Sudah jadi pengetahuan umum kalau selama bertahun tahun, kelapa sawit memainkan peran besar dalam perekonomian indonesia sebagai penghasil devisa andalan. Bahkan setiap tahun kelapa sawit memberikan devisa yang cenderung meningkat dari tahun ke tahun.
Malaysia masih menjadi pesaing terbesar Indonesia dalam hal produksi kelapa sawit. Padahal jika ditilik dari potensi lahan dan sumber daya manusia, Indonesia seharusnya sudah harus meninggalkan Malaysia. Hal ini disebabkan karena berbagai permasalahan dan minimnya perhatian pemerintah. Rendahnya produktivitas tanaman dan minimnya dukungan lembaga riset untuk pengembangan adalah salah satu permasalahan yang dihadapi industri kelapa sawit Indonesia. Selain itu, kurangnya promosi internasional, standardikasi bibit, terbatasnya pabrik pengolah junga menghambat perkembangan industri ini.
Pemerintah juga belum memiliki program pengembangan yang terintegrasi di sektor kelapa sawit, dibandingkan dengan pemerintah Malaysia, peran pemerintah Indonesia masih dirasa kurang. Selain itu, kurang banyaknya pelabuhan ekspor beserta kurangnya sarana memeadai dari pelabuhan yang tersedia juga sedikit banyak menghambat perdagangan. Lalu ada aturan aturan impor yang menyulitkan produsen, seperti bea cukai yang tinggi dapat mempengaruhi preferensi importir dari negara lain.
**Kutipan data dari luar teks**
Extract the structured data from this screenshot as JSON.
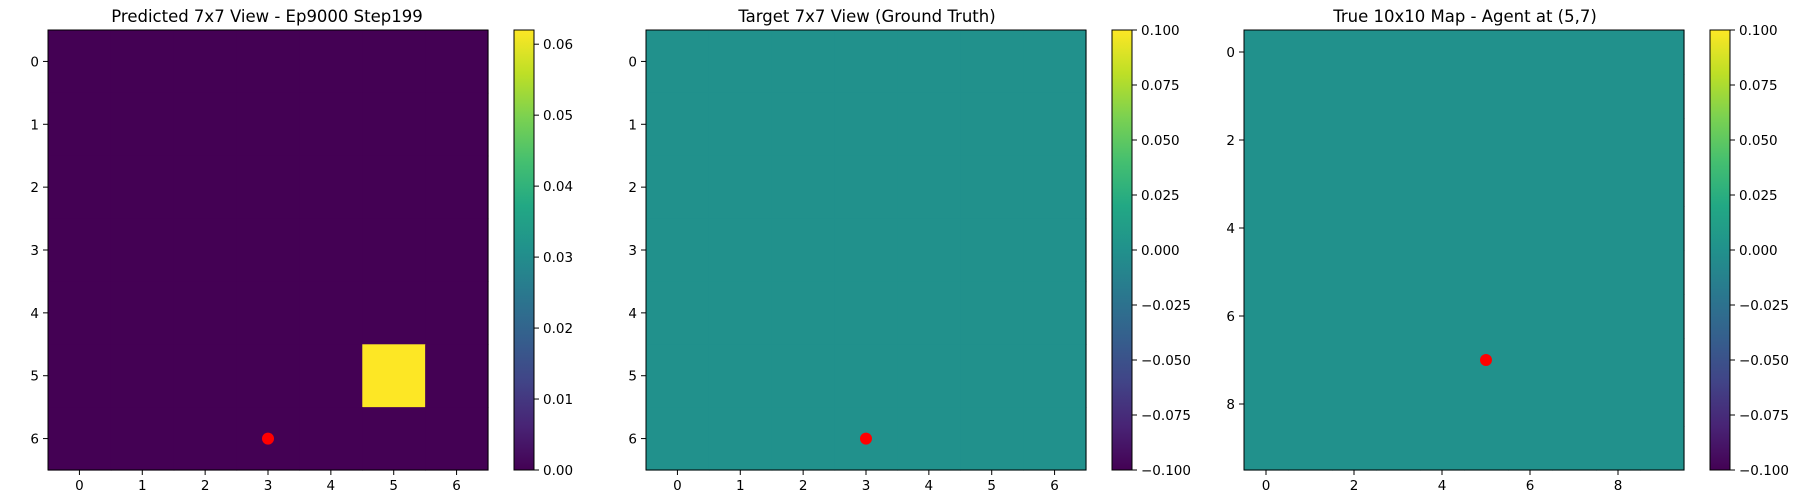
{
  "chart_data": [
    {
      "type": "heatmap",
      "title": "Predicted 7x7 View - Ep9000 Step199",
      "rows": 7,
      "cols": 7,
      "xticks": [
        0,
        1,
        2,
        3,
        4,
        5,
        6
      ],
      "yticks": [
        0,
        1,
        2,
        3,
        4,
        5,
        6
      ],
      "values": [
        [
          0,
          0,
          0,
          0,
          0,
          0,
          0
        ],
        [
          0,
          0,
          0,
          0,
          0,
          0,
          0
        ],
        [
          0,
          0,
          0,
          0,
          0,
          0,
          0
        ],
        [
          0,
          0,
          0,
          0,
          0,
          0,
          0
        ],
        [
          0,
          0,
          0,
          0,
          0,
          0,
          0
        ],
        [
          0,
          0,
          0,
          0,
          0,
          0.062,
          0
        ],
        [
          0,
          0,
          0,
          0,
          0,
          0,
          0
        ]
      ],
      "vmin": 0.0,
      "vmax": 0.062,
      "colorbar_ticks": [
        "0.00",
        "0.01",
        "0.02",
        "0.03",
        "0.04",
        "0.05",
        "0.06"
      ],
      "marker": {
        "x": 3,
        "y": 6,
        "color": "#ff0000"
      }
    },
    {
      "type": "heatmap",
      "title": "Target 7x7 View (Ground Truth)",
      "rows": 7,
      "cols": 7,
      "xticks": [
        0,
        1,
        2,
        3,
        4,
        5,
        6
      ],
      "yticks": [
        0,
        1,
        2,
        3,
        4,
        5,
        6
      ],
      "fill_value": 0.0,
      "vmin": -0.1,
      "vmax": 0.1,
      "colorbar_ticks": [
        "0.100",
        "0.075",
        "0.050",
        "0.025",
        "0.000",
        "−0.025",
        "−0.050",
        "−0.075",
        "−0.100"
      ],
      "marker": {
        "x": 3,
        "y": 6,
        "color": "#ff0000"
      }
    },
    {
      "type": "heatmap",
      "title": "True 10x10 Map - Agent at (5,7)",
      "rows": 10,
      "cols": 10,
      "xticks": [
        0,
        2,
        4,
        6,
        8
      ],
      "yticks": [
        0,
        2,
        4,
        6,
        8
      ],
      "fill_value": 0.0,
      "vmin": -0.1,
      "vmax": 0.1,
      "colorbar_ticks": [
        "0.100",
        "0.075",
        "0.050",
        "0.025",
        "0.000",
        "−0.025",
        "−0.050",
        "−0.075",
        "−0.100"
      ],
      "marker": {
        "x": 5,
        "y": 7,
        "color": "#ff0000"
      }
    }
  ],
  "colormap": {
    "name": "viridis",
    "low": "#440154",
    "mid": "#21918c",
    "high": "#fde725"
  }
}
Namun, walaupun demikian, Indonesia Juga memiliki beberapa kelebihan dibandingkan negara pesaing. Jika ditata dengan baik, maka tidak mustahil Indonesia memiliki peluang yang jauh lebih besar dalam meningkatkan prospek pasar kelapa sawit di masa mendatang, bahkan meninggalkan jauh Malaysia sebagai pesaing utama.
Jembatan Timbang Kelapa Sawit
Pertama, Indonesia memiliki cadangan lahan yang relatif masih sangat luas untuk digunakan dalam sektor perkebunan kelapa sawit. Lalu biaya produksi kelapa sawit di Indonesia juga relatih lebih murah dibandingkan negara pesaing. Karena itu dengan pengelolaan yang baik, peluang Indonesia menjadi raja kelapa sawit internasional masih terbuka lebar.
Area perkebunan kelapa sawit Indonesia berada di lima provinsi, yaitu Sumatera Utara, Sumatera Selatan, Aceh, Kalimantan Barat, dan Jambi. Area perkebunan di beberapa provinsi tersebut juga terbagi dalam 3 macam kategori kepemilikan, yaitu perkebunan negara, perkebunan swasta, dan perkebunan rakyat. Pada umumnya perkebunan rakyat memiliki tingkat produktivitas terendah dibandingkan perkebunan swasta dan perkebunan negara. Hal ini biasanya dikarenakan proses produksinya masih belum secara menyeluruh dilakukan dengan cara profesional. Salah satunya minimnya penggunaan timbangan digital yang akurat sebagai acuan dalam penghitungan komersial. Padahal keberadaan jembatan timbang sangat diperlukan untuk mendukung kinerja perusahaan bidang agrobisnis seperti kelapa sawit.